City vs. medical marijuana 

Between the Lines

As you read this, Colorado Springs could be slipping — or should that be leaping? — off the cliff of financial and operational stability. And yet, with thousands of still-undecided voters trying to make their decisions in a vitally important election, City Council this week helped create another problem. Not just something simple, like a $25.4 million budget shortfall, but something totally different.

After hearing about troubles and concerns accompanying the rapid growth of Colorado's medical marijuana industry, our city leaders could simply have thanked District Attorney Dan May, Police Chief Richard Myers and Deputy City Attorney Wynetta Massey for their input. There was no cause to take immediate action with the potential of shutting down every local dispensary and legal marijuana grower.

Council had an easy out: We're in the middle of an election (it's time to acknowledge that mail elections last three weeks, not one day), and we're sinking into a budget quagmire that could become far worse if Douglas Bruce's Measure 300 prevails.
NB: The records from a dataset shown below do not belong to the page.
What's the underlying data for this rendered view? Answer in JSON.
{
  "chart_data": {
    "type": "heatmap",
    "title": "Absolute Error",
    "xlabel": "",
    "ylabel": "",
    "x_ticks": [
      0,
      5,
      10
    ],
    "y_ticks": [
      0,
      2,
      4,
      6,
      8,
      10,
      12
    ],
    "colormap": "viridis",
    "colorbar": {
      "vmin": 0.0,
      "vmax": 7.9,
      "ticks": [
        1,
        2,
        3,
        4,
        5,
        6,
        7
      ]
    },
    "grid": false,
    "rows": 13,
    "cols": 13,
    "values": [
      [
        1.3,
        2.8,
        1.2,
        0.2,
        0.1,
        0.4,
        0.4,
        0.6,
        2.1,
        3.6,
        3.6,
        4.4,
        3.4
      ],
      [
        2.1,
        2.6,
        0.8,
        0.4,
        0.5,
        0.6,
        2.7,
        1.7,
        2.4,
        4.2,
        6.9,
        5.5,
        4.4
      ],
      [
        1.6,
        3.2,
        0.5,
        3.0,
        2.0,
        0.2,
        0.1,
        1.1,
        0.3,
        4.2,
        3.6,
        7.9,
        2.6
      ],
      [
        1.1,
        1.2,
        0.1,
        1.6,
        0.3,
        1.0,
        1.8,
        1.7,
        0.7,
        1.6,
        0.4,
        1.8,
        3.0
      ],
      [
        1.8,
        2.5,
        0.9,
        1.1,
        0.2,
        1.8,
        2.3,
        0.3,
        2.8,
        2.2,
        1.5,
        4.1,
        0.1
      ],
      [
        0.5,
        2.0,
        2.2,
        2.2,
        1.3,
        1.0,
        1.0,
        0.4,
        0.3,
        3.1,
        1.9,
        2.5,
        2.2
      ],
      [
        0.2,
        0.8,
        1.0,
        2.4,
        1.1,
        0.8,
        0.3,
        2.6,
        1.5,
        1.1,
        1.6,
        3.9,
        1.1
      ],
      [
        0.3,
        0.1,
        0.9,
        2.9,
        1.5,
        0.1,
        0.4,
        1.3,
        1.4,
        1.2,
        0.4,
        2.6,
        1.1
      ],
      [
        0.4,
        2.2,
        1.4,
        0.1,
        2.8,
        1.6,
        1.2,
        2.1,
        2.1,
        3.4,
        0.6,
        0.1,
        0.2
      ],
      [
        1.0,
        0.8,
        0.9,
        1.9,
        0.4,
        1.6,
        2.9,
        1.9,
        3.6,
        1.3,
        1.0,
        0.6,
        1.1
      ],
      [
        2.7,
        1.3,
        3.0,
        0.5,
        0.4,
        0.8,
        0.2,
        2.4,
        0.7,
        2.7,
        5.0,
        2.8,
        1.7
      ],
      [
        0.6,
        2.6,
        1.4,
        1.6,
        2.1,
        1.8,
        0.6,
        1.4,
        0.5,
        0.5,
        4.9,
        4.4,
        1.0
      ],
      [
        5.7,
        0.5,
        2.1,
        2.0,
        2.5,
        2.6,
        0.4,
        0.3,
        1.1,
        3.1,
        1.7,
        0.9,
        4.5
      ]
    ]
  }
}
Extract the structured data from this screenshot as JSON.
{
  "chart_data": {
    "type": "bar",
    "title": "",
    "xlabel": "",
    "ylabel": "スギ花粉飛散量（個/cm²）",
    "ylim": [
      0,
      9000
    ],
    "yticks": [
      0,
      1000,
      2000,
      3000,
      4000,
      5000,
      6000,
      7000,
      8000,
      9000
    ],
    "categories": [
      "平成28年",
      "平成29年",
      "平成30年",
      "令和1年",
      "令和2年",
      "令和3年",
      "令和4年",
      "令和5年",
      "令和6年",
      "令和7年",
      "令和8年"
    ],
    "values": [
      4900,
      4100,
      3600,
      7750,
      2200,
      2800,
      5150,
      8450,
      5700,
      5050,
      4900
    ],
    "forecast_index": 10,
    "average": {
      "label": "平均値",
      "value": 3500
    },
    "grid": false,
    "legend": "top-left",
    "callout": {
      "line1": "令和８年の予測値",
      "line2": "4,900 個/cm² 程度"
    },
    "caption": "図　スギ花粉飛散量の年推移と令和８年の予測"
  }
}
Instead of ordering "high-priority" action by the city's three remaining code enforcement officers — two of whom could be gone in two months if Measure 2C fails — why not examine the issues and make a decision in January?

There was some interest in being cautious, as Council set up a task force to form a strategy for regulating medical marijuana locally, the best way of dealing with the industry legalized by state constitutional amendment in 2000. But the city leaders also appeared to support the notion that because federal law prohibits anyone from growing marijuana, that makes all marijuana plants illegal. And every dispensary might be improperly zoned, which could lead to action.

Nobody mentioned that one of our more impulsive Councilors, Tom Gallagher, already had taken matters into his own hands. Like a modern-day Wyatt Earp, self-appointed Boss Gallagher last Friday sauntered into the downtown Sunshine Wellness Center — not a marijuana dispensary, not a grower, but merely a business with a staff physician providing marijuana prescriptions for patients with cancer or chronic pain, as state law allows. Gallagher told the Sunshine Wellness folks to be careful or they might be shut down.

Based on TV reporting, it's a wonder Gallagher didn't pull out a six-shooter and twirl it in his fingers, just for emphasis. But Gallagher insists he works in the same building, saw that Sunshine Wellness was on an adjacent floor and stopped by to visit.

"I was just telling 'em, watch out because the police chief is gunning for you," Gallagher says. "Bill Abeyta (who runs Sunshine Wellness) took it drastically different. But my only intent was to give them a heads-up. I have no problem with them because medical marijuana is legal, and has been for about 10 years. I don't think I crossed any lines."

Others aren't so sure.

"There have been instances in the past, with other Councils, when a member has tried to exert authority over a city employee or a citizen," Councilor Scott Hente says. "Whenever that has happened, I've felt it was outside the bounds. And this looks clearly like one of those cases. ... I hate to see an elected official try to use his supposed authority in a one-on-one situation on any kind of issue."

Gallagher says Abeyta now has agreed to join the "task force," whose first meeting will be at 7 p.m., Thursday, Nov. 5 in City Hall. Gallagher adds, "I see no reason this industry can't self-regulate. It's not like a kid can walk in off the street and buy the stuff."

Yet, Council still gave the OK for stepped-up enforcement of zoning and plant-growing issues. Some city leaders seem to view medical marijuana as a clear and present danger to society. Never mind that alcohol, and prescription medications, are far more addictive and destroy lives. We don't hear of anyone mellowed out on weed going berserk and killing people or going wacko.

Colorado Springs must not blow this opportunity to regulate the industry, benefit financially from it, and to prevent abuses. The people put medical marijuana into Colorado's constitution, which should be a mandate to help the industry survive, not find ways to shut it down.

Of course, as the word gets around, dispensaries might take their economic impact and move elsewhere — like Manitou Springs.